To the many reversals of Coen character types in this season of “Fargo” — Dot as a lethally capable Jean Lundegaard from the movie, Roy as a malevolent Ed Tom Bell from “No Country for Old Men” — let’s add one more: Lars Olmstead, the layabout husband of Indira Olmstead, this season’s indebted, nonpregnant spin on Frances McDormand’s Marge Gunderson. Marge’s husband, Norm, has a dream, too. He paints a mallard for a competition to get on the 20-cent stamp. He loses to his friend, but gets on the three-cent stamp, which Marge celebrates in the film’s touching denouement.

But unlike with Lars, Norm’s ambitions are a not a drag on his wife. On the contrary, he makes her eggs and gives the prowler a jump. They enjoy a lunchtime fricassee together. In the end, snuggled under a blanket against the howling cold of the rural Midwest, they look forward to their first child. If anything, it is Marge who experiences a bit of wanderlust when she leaves for the Twin Cities to investigate the case and puts on makeup to meet with an old classmate for drinks. Ol’ reliable Norm will always be there to support her, but perhaps Brainerd, Minn., and its brown-gray buffet casseroles aren’t enough for a sheriff of her impeccable instincts.

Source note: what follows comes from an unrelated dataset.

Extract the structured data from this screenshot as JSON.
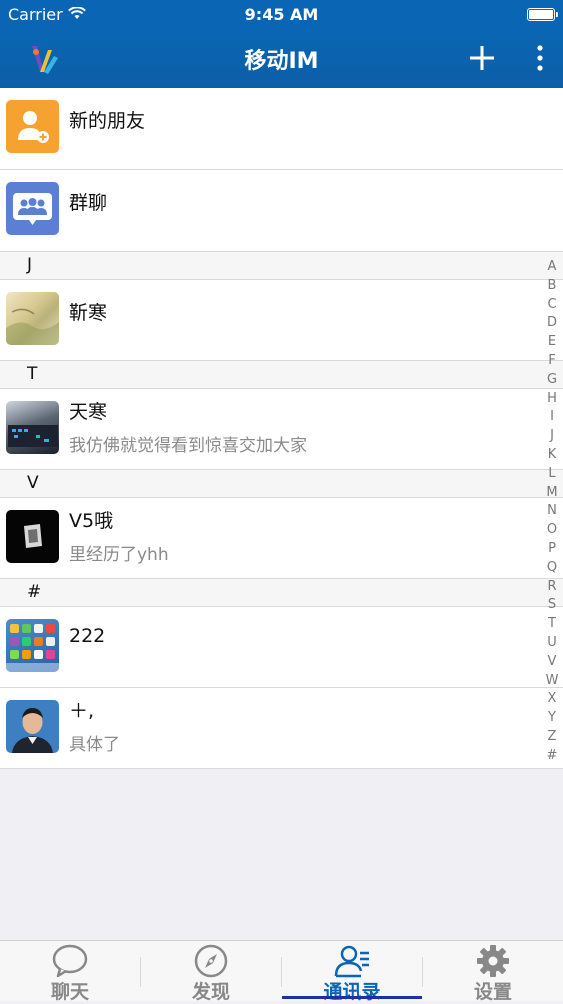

Indira is too good for Lars; that much is clear. When he comes stumbling inside from another night sleeping in his garage of broken dreams, he rages at Indira for not supporting him like a proper wife. The scene isn’t remotely persuasive, because there has never been any suggestion of why these two were ever wedded in the first place. He is trying to bring about a traditional marriage where, based on all available evidence, one has never existed. He runs up debt as a jobless nincompoop who imagined himself first as a rock drummer and then as a PGA Tour pro, and she takes double-shifts at the police station to work down their debt and to supply her man-child with Frosted Flakes. His gall in this moment is unmitigated, and it is also unbelievable.

Yet the crude engineering of this scene does feed into a larger theme of the episode and the series itself, which has become about united women carving out a place for themselves in a world where the best men are dim and the worst are thoughtless and abusive. Indira’s fight with her husband, who somehow expects her to exchange recipes like the other wives at the country club, serves as a catalyst for her to reconsider her position on Dot. Given what Indira has been able to piece together, Dot is no longer the cop-tasing miscreant in the back of her cruiser but an abuse victim who is scraping and clawing to maintain the happiness she went through hell to achieve. That’s a woman worth fighting for.

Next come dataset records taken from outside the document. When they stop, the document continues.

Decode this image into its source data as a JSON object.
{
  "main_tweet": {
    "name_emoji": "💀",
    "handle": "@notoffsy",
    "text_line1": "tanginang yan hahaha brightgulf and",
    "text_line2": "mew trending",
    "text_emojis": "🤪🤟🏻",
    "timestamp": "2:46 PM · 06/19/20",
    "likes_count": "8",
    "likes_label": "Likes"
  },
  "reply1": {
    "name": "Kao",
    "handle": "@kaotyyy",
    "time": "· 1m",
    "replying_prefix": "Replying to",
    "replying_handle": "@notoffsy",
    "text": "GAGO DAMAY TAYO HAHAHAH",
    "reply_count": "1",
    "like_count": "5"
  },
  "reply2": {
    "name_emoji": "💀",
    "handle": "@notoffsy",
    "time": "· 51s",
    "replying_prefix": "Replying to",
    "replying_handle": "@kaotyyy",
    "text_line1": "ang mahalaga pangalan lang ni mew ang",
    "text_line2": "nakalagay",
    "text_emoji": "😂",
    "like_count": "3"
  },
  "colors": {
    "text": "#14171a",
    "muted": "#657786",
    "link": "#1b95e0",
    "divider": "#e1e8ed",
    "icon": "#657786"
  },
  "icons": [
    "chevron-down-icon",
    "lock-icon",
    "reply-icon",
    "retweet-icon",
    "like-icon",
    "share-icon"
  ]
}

Lorraine doesn’t come around to Indira’s line of thinking naturally, which is what makes her the most intriguing character on the show. Her instinct is to support guys like Roy Tillman, because she considers herself tough and unapologetic and tends to think of society in terms of winners and losers, many of whom owe her company money. When Indira slides a thick file detailing Dot/Nadine’s documented abuse by Roy, Lorraine pushes it away. “People who claim to be victims are the downfall of this country,” she says. In her mind, Dot is still the impostor who has married her only son.

Yet Roy, for all his swaggering power plays, has made it easier for Lorraine to change her mind. He only knows one way to deal with women and that’s to assert his power over them, by his authority or by the back of his hand. There might have been an angle he could have taken to get Lorraine to help him get his ex-wife back and solve her own daughter-in-law problems in the process. But her distaste for Roy and her meeting with Indira have started to alter her thinking about Dot, who isn’t the type of “victim” she lives to harass with onerous consolidation deals or threats of litigation.

In the framing scenes at the Tender Trap, the strip club that gives this episode its title, one small detail stands out. When Roy confronts Vivian Duggar, the mustachioed banker “with a girl’s name” who’s selling his business to Lorraine, he brings up the fact that he’s violating a dancer’s restraining order against him. The irony is pretty rich, given what we know about Roy’s treatment of women, but it brings these men into dramatic alignment. When Lorraine uses her power in the end to ruin Vivian’s life, it serves as a coming attraction for things to come. She’s still coming around to the idea of “victims” being legitimate, but she lives to flex.